Clonidine. This blood pressure medication is an alpha-adrenergic agonist, meaning that it blocks the flight-or-fight hormones that produce much of the dread and panic associated with opioid withdrawal. It is useful for anxiety, insomnia, and high blood pressure (hypertension) caused by withdrawal, and it will likely help with restless limbs, as well*. *Editor's sidenote: The expression "kicking the habit" originated from the flailing of arms and legs that doctors observed in heroin addicts during detox.


Do not dose more than 0.1 mg of clonidine three times per day. If your blood pressure tends to run low, or if you are on other antihypertensive medications, you will need to be extra careful with this one. A dose of 0.1 mg twice per day is probably safer if you fall into this category.


It's best practice to borrow a blood pressure cuff to make sure that the clonidine isn't dropping your BP too much. If you aren't able to do this, dizziness upon changing position is a surefire indicator that you need to back off on the clonidine. Do not ever take more than 0.1 mg at a time, period. Many an addict in withdrawal has swallowed a few of these pills at once thinking that they are basically equivalent to Xanax or Ativan, which inevitably leads to nasty low-blood-pressure symptoms and a trip to the ER.


If you've taken clonidine for longer than 7 to 10 days, you will want to step down your dosage before discontinuing it to avoid rebound hypertension.


Zofran (ondansetron). This is a wonderful anti-nausea medication. Make sure to ask your prescriber for the sublingual version, which dissolves under your tongue, rather than the standard pill formulation, as you might not be able to keep down a pill and the sublingual formulation works faster, anyway. This med should decrease the nausea enough that you can get down some light soup, a bowl of plain rice, or some crackers.

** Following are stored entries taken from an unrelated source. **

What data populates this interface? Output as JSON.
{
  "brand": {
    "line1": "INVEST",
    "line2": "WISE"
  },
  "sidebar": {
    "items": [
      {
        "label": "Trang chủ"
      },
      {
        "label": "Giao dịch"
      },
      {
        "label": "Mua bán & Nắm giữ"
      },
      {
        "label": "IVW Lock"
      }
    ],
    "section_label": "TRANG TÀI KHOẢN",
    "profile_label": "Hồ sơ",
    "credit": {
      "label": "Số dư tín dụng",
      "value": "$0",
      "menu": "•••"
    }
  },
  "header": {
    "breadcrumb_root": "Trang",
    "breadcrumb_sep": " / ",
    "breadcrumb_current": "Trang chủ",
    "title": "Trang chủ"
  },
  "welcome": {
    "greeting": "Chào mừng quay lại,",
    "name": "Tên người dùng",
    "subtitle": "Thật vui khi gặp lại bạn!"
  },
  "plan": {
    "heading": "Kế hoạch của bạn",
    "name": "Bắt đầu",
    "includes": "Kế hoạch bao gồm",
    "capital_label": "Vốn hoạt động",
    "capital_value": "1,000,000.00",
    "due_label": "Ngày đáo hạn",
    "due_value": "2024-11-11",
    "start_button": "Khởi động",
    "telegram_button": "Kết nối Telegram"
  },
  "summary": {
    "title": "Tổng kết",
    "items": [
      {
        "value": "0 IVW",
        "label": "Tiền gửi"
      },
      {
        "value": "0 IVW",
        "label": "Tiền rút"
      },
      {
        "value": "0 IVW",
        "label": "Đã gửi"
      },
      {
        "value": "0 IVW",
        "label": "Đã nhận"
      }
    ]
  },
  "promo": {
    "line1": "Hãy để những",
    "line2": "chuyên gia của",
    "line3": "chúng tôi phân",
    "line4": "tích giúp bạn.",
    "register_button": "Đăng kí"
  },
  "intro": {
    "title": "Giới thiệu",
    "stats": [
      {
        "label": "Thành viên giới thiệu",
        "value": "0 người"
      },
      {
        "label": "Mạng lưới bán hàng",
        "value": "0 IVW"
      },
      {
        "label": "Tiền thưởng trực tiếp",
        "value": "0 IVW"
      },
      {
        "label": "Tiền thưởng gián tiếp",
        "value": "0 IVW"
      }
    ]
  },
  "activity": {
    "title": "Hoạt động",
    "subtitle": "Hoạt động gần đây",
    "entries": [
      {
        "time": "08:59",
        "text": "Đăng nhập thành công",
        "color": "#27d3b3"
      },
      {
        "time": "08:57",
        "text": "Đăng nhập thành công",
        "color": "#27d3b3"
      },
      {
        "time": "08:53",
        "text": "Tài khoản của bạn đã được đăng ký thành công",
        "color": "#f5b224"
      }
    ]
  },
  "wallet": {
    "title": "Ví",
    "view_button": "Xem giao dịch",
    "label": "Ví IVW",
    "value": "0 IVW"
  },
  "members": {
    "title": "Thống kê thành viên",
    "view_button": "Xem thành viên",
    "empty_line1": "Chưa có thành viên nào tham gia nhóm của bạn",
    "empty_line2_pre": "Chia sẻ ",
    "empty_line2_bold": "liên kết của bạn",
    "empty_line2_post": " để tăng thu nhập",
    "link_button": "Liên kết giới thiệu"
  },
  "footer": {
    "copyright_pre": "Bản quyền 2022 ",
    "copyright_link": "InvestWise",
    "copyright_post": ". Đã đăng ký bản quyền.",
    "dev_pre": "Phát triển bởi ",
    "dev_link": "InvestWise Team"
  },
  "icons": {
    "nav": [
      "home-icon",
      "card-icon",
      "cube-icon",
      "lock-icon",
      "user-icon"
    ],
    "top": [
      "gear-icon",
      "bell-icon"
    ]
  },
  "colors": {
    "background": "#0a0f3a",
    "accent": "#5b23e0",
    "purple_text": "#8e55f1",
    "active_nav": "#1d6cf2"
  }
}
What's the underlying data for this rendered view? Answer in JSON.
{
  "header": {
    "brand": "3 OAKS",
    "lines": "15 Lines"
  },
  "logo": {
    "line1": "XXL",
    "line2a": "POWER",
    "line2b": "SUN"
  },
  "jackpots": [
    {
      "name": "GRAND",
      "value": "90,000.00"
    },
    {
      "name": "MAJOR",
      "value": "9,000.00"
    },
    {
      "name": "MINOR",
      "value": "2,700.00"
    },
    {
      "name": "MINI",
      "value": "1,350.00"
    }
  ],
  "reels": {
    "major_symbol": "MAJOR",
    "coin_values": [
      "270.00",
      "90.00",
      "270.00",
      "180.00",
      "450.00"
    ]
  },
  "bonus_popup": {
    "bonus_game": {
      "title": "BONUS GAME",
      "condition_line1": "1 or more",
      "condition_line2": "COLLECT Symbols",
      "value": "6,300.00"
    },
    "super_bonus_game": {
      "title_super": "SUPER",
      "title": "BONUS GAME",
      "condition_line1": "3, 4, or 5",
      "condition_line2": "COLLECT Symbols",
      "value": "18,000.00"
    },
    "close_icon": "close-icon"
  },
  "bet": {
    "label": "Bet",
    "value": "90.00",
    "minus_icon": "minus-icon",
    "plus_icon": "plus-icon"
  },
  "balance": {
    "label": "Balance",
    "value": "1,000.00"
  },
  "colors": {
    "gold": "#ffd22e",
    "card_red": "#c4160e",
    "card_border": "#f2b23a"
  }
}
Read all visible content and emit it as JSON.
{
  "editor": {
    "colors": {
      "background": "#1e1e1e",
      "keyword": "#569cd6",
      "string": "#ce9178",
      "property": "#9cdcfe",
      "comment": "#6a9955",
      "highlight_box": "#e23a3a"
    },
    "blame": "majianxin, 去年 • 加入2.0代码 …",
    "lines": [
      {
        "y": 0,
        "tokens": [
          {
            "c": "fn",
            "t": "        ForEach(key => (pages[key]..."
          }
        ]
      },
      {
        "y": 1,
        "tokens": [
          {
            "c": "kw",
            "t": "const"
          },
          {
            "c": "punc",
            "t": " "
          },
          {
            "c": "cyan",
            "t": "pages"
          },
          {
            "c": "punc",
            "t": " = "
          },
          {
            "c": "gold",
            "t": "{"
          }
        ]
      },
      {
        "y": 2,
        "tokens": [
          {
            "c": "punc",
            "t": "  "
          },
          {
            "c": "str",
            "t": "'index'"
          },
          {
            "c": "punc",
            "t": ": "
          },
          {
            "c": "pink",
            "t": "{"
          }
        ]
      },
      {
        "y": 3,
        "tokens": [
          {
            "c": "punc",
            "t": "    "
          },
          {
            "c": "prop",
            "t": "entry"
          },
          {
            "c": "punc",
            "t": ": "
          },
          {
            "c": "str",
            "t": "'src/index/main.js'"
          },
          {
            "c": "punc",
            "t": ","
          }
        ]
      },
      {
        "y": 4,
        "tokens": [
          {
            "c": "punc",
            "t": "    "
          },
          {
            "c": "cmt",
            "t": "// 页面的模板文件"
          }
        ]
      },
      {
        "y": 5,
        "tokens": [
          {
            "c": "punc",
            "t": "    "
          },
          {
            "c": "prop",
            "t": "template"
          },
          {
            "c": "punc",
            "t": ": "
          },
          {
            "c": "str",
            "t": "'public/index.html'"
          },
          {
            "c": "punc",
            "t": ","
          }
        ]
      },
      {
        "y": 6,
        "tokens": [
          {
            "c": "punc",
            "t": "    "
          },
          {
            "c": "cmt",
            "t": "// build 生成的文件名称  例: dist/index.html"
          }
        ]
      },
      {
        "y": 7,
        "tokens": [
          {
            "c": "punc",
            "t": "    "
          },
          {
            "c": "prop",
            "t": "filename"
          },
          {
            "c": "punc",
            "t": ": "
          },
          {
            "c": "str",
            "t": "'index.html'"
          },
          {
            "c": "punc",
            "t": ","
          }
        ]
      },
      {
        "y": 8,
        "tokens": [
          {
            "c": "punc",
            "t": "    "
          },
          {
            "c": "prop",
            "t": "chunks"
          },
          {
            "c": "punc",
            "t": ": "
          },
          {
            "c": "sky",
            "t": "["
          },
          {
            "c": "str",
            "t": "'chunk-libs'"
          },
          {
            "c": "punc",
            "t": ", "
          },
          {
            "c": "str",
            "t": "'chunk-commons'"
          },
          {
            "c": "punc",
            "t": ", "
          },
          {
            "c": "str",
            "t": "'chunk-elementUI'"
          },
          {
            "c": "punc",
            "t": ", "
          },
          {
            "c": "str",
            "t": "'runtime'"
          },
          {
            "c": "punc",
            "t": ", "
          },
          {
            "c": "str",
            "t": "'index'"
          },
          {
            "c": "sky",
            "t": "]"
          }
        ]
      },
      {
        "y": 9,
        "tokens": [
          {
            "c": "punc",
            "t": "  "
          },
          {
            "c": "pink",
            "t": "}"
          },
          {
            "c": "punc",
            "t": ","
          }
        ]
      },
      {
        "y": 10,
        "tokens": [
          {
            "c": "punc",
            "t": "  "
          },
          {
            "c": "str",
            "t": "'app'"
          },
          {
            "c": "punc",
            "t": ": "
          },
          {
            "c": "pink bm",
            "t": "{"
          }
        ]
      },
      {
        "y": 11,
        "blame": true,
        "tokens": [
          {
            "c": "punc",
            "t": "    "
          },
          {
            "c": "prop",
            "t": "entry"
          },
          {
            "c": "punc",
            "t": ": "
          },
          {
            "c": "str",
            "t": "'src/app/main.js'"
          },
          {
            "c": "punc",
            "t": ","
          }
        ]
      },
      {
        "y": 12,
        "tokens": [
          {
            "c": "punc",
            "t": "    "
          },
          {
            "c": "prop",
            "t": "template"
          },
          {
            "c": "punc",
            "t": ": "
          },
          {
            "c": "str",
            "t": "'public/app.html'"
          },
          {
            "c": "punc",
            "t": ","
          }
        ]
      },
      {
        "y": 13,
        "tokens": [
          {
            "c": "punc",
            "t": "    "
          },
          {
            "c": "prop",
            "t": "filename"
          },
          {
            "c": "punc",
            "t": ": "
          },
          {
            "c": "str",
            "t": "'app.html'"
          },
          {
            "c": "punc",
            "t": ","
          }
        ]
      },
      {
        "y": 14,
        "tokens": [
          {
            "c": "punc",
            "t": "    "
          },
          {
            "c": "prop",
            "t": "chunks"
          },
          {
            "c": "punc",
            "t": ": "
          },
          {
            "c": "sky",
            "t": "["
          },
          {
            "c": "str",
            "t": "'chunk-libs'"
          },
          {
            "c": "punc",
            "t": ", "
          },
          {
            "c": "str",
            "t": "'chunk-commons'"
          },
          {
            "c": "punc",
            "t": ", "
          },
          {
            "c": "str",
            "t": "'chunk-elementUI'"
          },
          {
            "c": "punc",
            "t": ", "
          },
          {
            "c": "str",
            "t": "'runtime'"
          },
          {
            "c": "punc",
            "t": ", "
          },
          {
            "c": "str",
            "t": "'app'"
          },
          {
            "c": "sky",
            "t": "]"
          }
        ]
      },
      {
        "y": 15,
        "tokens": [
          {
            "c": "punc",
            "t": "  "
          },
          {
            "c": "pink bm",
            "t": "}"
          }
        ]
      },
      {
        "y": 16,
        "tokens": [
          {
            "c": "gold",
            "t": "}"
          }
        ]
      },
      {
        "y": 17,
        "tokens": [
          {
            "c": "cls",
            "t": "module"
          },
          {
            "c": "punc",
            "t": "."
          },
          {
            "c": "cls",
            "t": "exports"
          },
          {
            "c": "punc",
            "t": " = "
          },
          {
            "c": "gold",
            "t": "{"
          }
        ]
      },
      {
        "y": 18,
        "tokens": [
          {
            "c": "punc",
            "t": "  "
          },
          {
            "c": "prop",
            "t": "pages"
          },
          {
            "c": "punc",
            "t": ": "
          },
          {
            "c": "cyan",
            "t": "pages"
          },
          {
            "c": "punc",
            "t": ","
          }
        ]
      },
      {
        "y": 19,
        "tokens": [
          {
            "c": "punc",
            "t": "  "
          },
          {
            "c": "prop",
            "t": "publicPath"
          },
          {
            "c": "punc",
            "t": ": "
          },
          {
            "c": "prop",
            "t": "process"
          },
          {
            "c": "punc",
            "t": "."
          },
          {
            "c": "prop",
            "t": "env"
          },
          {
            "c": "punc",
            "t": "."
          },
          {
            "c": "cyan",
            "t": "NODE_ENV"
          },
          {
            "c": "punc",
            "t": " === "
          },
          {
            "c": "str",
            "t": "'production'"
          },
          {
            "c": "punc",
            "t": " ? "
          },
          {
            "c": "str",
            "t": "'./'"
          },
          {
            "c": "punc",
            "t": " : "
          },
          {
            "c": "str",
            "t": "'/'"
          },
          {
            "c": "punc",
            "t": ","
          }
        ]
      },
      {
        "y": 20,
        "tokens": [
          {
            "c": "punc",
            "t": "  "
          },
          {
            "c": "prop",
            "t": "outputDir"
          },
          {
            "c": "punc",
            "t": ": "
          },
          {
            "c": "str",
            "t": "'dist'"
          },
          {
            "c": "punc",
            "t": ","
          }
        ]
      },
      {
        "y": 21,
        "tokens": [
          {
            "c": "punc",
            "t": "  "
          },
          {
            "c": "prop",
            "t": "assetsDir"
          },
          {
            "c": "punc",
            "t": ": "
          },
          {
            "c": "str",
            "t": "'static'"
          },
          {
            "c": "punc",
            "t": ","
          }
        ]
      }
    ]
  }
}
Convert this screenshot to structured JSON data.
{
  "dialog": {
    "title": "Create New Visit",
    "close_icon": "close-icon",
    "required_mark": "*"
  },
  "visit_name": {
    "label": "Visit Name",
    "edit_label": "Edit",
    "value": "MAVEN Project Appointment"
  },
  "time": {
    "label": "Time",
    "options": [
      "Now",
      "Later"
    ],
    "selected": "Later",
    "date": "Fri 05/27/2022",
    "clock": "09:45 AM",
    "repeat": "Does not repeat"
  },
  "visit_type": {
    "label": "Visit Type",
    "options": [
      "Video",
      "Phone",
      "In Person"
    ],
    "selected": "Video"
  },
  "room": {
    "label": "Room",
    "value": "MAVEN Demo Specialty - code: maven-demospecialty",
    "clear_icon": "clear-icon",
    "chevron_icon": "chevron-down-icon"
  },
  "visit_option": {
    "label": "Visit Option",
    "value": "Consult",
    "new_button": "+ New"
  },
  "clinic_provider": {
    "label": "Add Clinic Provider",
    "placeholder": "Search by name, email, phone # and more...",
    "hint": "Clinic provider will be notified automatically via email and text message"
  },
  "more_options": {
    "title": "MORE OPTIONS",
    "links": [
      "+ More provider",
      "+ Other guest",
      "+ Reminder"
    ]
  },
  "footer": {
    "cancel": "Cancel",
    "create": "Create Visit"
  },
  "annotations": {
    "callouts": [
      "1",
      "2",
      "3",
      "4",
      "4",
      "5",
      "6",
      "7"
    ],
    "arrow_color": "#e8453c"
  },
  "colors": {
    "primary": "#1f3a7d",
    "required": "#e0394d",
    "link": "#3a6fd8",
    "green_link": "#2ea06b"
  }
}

Hydroxyzine (Atarax). This is a sedating antihistamine that helps with anxiety. In my experience, it is most effective if taken once per day to induce sleep, but many prescribers will recommend taking it every 6 hours during the worst days of withdrawal. Like gabapentin, it will lose its efficacy rapidly if you take it on too many days in a row, so after acute withdrawal is over, it's best if used as necessary (PRN).


Hydroxyzine is prescription only, but doxylamine succinate (Unisom) is an OTC alternative that works similarly. Benadryl (diphenhydramine) should only be taken if neither hydroxyzine nor doxylamine succinate can be procured, as it is not as effective and has worse side effects compared to these two medications. In particular, Benadryl is likely to leave you feeling gross if you take 50-100 mg and then cannot fall asleep.


Do not exceed the recommended dose on any of these medications. They can cause hallucinations (not the fun kind) and a host of other highly unpleasant symptoms.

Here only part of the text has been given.